How many lost people do you know? In this video, author and speaker, Rachel Lovingood, explains how important it is to get to know our neighbors and people who are nothing like us. evangelism works best through relationships so how can we go about building those with people we cannot relate to?
The entire video is above, and the complete transcript is below.
You know the second greatest commandment? It’s “Love the Lord your God with all your heart, soul, mind, and strength” and “Love your neighbor as yourself”. I mean, Jesus is very clear about that.
But one thing I’ve noticed in my years of church work and just being a “church lady” so to speak and married to a minister for 31 years, is that that’s a lot easier said than done. Because if you’re in church very long you’ll begin to notice, you kind of sometimes live in a church bubble. It’s us and these people because we’re involved and we’re committed and that’s super good. But then again, what about all those people outside the church? What about those people down the street?
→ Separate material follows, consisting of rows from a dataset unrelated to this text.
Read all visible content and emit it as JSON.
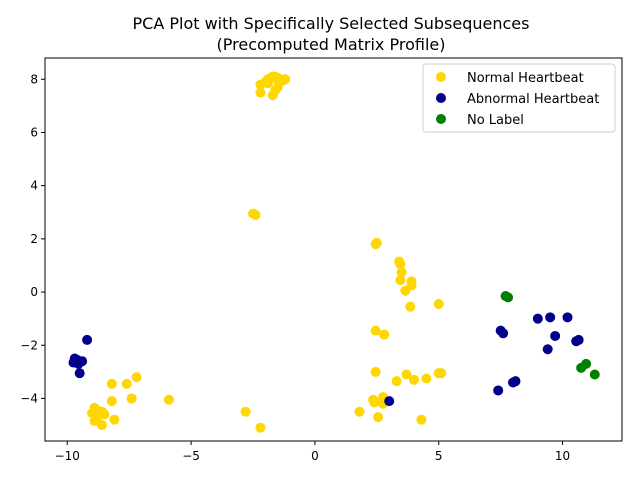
{
  "chart_data": {
    "type": "scatter",
    "title_lines": [
      "PCA Plot with Specifically Selected Subsequences",
      "(Precomputed Matrix Profile)"
    ],
    "xlabel": "",
    "ylabel": "",
    "xlim": [
      -10.9,
      12.4
    ],
    "ylim": [
      -5.6,
      8.8
    ],
    "xticks": [
      -10,
      -5,
      0,
      5,
      10
    ],
    "yticks": [
      -4,
      -2,
      0,
      2,
      4,
      6,
      8
    ],
    "xtick_labels": [
      "−10",
      "−5",
      "0",
      "5",
      "10"
    ],
    "ytick_labels": [
      "−4",
      "−2",
      "0",
      "2",
      "4",
      "6",
      "8"
    ],
    "grid": false,
    "legend_position": "top-right",
    "series": [
      {
        "name": "Normal Heartbeat",
        "color": "#ffd700",
        "points": [
          [
            -2.2,
            7.8
          ],
          [
            -2.0,
            7.9
          ],
          [
            -1.9,
            8.0
          ],
          [
            -1.8,
            8.05
          ],
          [
            -1.7,
            8.1
          ],
          [
            -1.6,
            8.1
          ],
          [
            -1.5,
            8.05
          ],
          [
            -1.4,
            8.0
          ],
          [
            -1.3,
            7.95
          ],
          [
            -1.2,
            8.0
          ],
          [
            -1.6,
            7.6
          ],
          [
            -1.5,
            7.7
          ],
          [
            -1.7,
            7.4
          ],
          [
            -2.2,
            7.5
          ],
          [
            -1.9,
            7.85
          ],
          [
            -1.45,
            7.9
          ],
          [
            -2.5,
            2.95
          ],
          [
            -2.4,
            2.9
          ],
          [
            2.5,
            1.85
          ],
          [
            2.45,
            1.8
          ],
          [
            3.4,
            1.15
          ],
          [
            3.45,
            1.05
          ],
          [
            3.5,
            0.75
          ],
          [
            3.45,
            0.45
          ],
          [
            3.9,
            0.4
          ],
          [
            3.9,
            0.25
          ],
          [
            3.65,
            0.05
          ],
          [
            3.85,
            -0.55
          ],
          [
            5.0,
            -0.45
          ],
          [
            2.45,
            -1.45
          ],
          [
            2.8,
            -1.6
          ],
          [
            2.45,
            -3.0
          ],
          [
            3.7,
            -3.1
          ],
          [
            5.0,
            -3.05
          ],
          [
            5.1,
            -3.05
          ],
          [
            4.0,
            -3.3
          ],
          [
            4.5,
            -3.25
          ],
          [
            3.3,
            -3.35
          ],
          [
            2.75,
            -3.95
          ],
          [
            2.35,
            -4.05
          ],
          [
            2.4,
            -4.15
          ],
          [
            2.75,
            -4.2
          ],
          [
            1.8,
            -4.5
          ],
          [
            2.55,
            -4.7
          ],
          [
            4.3,
            -4.8
          ],
          [
            -2.8,
            -4.5
          ],
          [
            -2.2,
            -5.1
          ],
          [
            -7.2,
            -3.2
          ],
          [
            -7.6,
            -3.45
          ],
          [
            -8.2,
            -3.45
          ],
          [
            -7.4,
            -4.0
          ],
          [
            -5.9,
            -4.05
          ],
          [
            -8.2,
            -4.1
          ],
          [
            -8.9,
            -4.35
          ],
          [
            -8.8,
            -4.45
          ],
          [
            -8.6,
            -4.5
          ],
          [
            -9.0,
            -4.55
          ],
          [
            -8.7,
            -4.6
          ],
          [
            -8.5,
            -4.6
          ],
          [
            -8.8,
            -4.75
          ],
          [
            -8.1,
            -4.8
          ],
          [
            -8.9,
            -4.85
          ],
          [
            -8.6,
            -5.0
          ]
        ]
      },
      {
        "name": "Abnormal Heartbeat",
        "color": "#00008b",
        "points": [
          [
            -9.2,
            -1.8
          ],
          [
            -9.7,
            -2.5
          ],
          [
            -9.6,
            -2.55
          ],
          [
            -9.75,
            -2.65
          ],
          [
            -9.4,
            -2.6
          ],
          [
            -9.55,
            -2.7
          ],
          [
            -9.5,
            -3.05
          ],
          [
            3.0,
            -4.1
          ],
          [
            7.4,
            -3.7
          ],
          [
            7.5,
            -1.45
          ],
          [
            7.6,
            -1.55
          ],
          [
            9.0,
            -1.0
          ],
          [
            9.5,
            -0.95
          ],
          [
            10.2,
            -0.95
          ],
          [
            9.7,
            -1.65
          ],
          [
            10.65,
            -1.8
          ],
          [
            10.55,
            -1.85
          ],
          [
            9.4,
            -2.15
          ],
          [
            8.1,
            -3.35
          ],
          [
            8.0,
            -3.4
          ]
        ]
      },
      {
        "name": "No Label",
        "color": "#008000",
        "points": [
          [
            7.7,
            -0.15
          ],
          [
            7.8,
            -0.2
          ],
          [
            10.95,
            -2.7
          ],
          [
            10.75,
            -2.85
          ],
          [
            11.3,
            -3.1
          ]
        ]
      }
    ]
  }
}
And I’ll never forget being convicted several, several years ago – like way back – of just being convicted when we were supposed to list lost people that we were praying for to bring to a certain event and I couldn’t think of any lost friends. That is overwhelmingly convicting.
And God began a process in me years and years ago to say, “How are you being intentional about developing relationships with people who are nothing like you?”
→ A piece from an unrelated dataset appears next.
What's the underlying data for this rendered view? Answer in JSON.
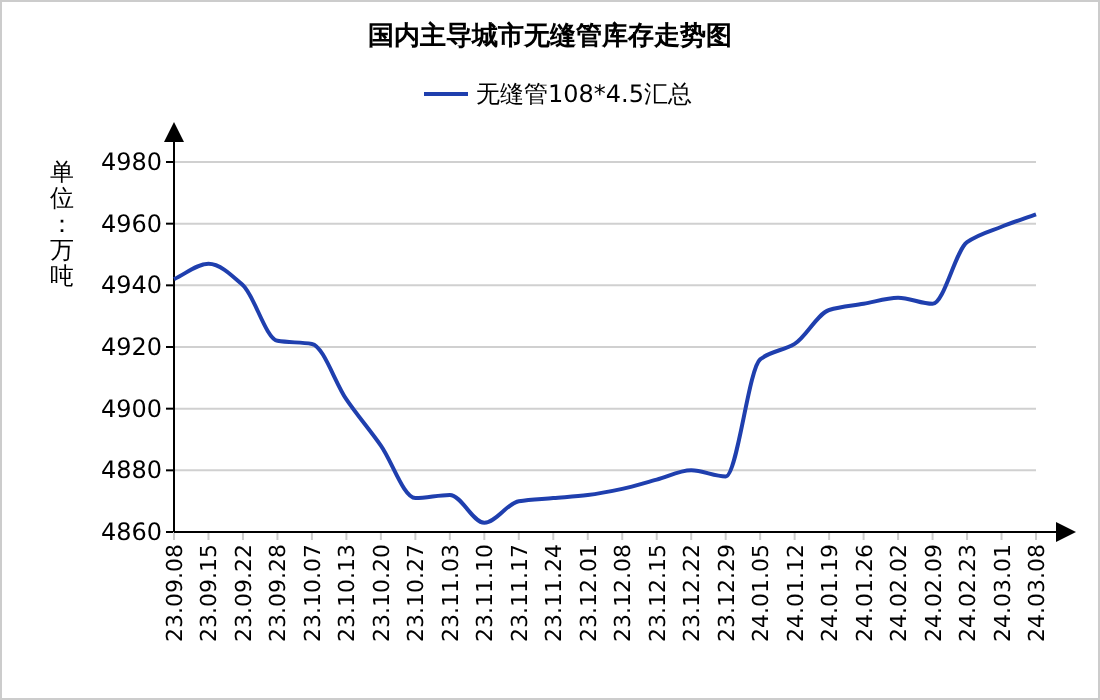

Because here’s what I know, I can get to know somebody who has a lot in common with me. Boom, boom, boom. You know, you moved in across the street, we have all this in common, we can be best friends, and we can carpool. But if you move in across the street from me and you’re completely different from me, it can be tough to develop a relationship.
Through personal experience and being involved in church work, we’ve noticed this: the vast majority of people are brought to faith in Christ through relationships. Now there’s those other random times in which somebody watched TV or cold-turkey evangelism. It does work. But in general, in our lives, the evangelism that we see happening comes through relationships. Through getting to know somebody over coffee or whatever. And inviting people into your home or just taking a walk around the neighborhood.
So God began to impress upon me that I needed to live my life different. And my brain just works this way, I just have to make a plan. So I began to develop some different principles and practices and reminders, if you will, of things that I want to be sure are a part of my life. Because if we’re not intentional about it, we won’t do it.
We can say, “I’m going to go get to know people who are different than me. I’m going to cross some racial boundaries. I’m going to cross some socio-economic boundaries.” But unless we’re willing to find a way to be intentional, what happens is, we let that fall to the wayside. Because it’s hard. And that’s why, relationships are hard.
Some of the reminders that I would like to throw out to you are this: Nobody wants to be your project. It’s all about relationships. A lot of times when you invite somebody to something, you invite them to coffee, you invite them to church – especially if you invite them to church first – and they turn you down, a lot of times it’s a test. Do you care enough about me to want to be my friend even if I’m not willing to go to church and be a spiritual notch on your belt?
I had a neighbor that lived across the street from me that was literally the opposite of me in every way. And through developing a relationship with her over the last 12 years, I learned so many important principles.
I would just challenge you with this: Find ways, find Bible studies, find practices that you can study, that you can check out, that you can help put into practice. Principles that will help you be intentional because it’s what God called us to do. Romans 13:9 says it this way, “All the laws are summed up with this: Love your neighbor as yourself.” How good are we doing at that? Probably not so great.
I will say this, in the world we live in today, we need more people who are willing to cross boundaries than are willing to set them.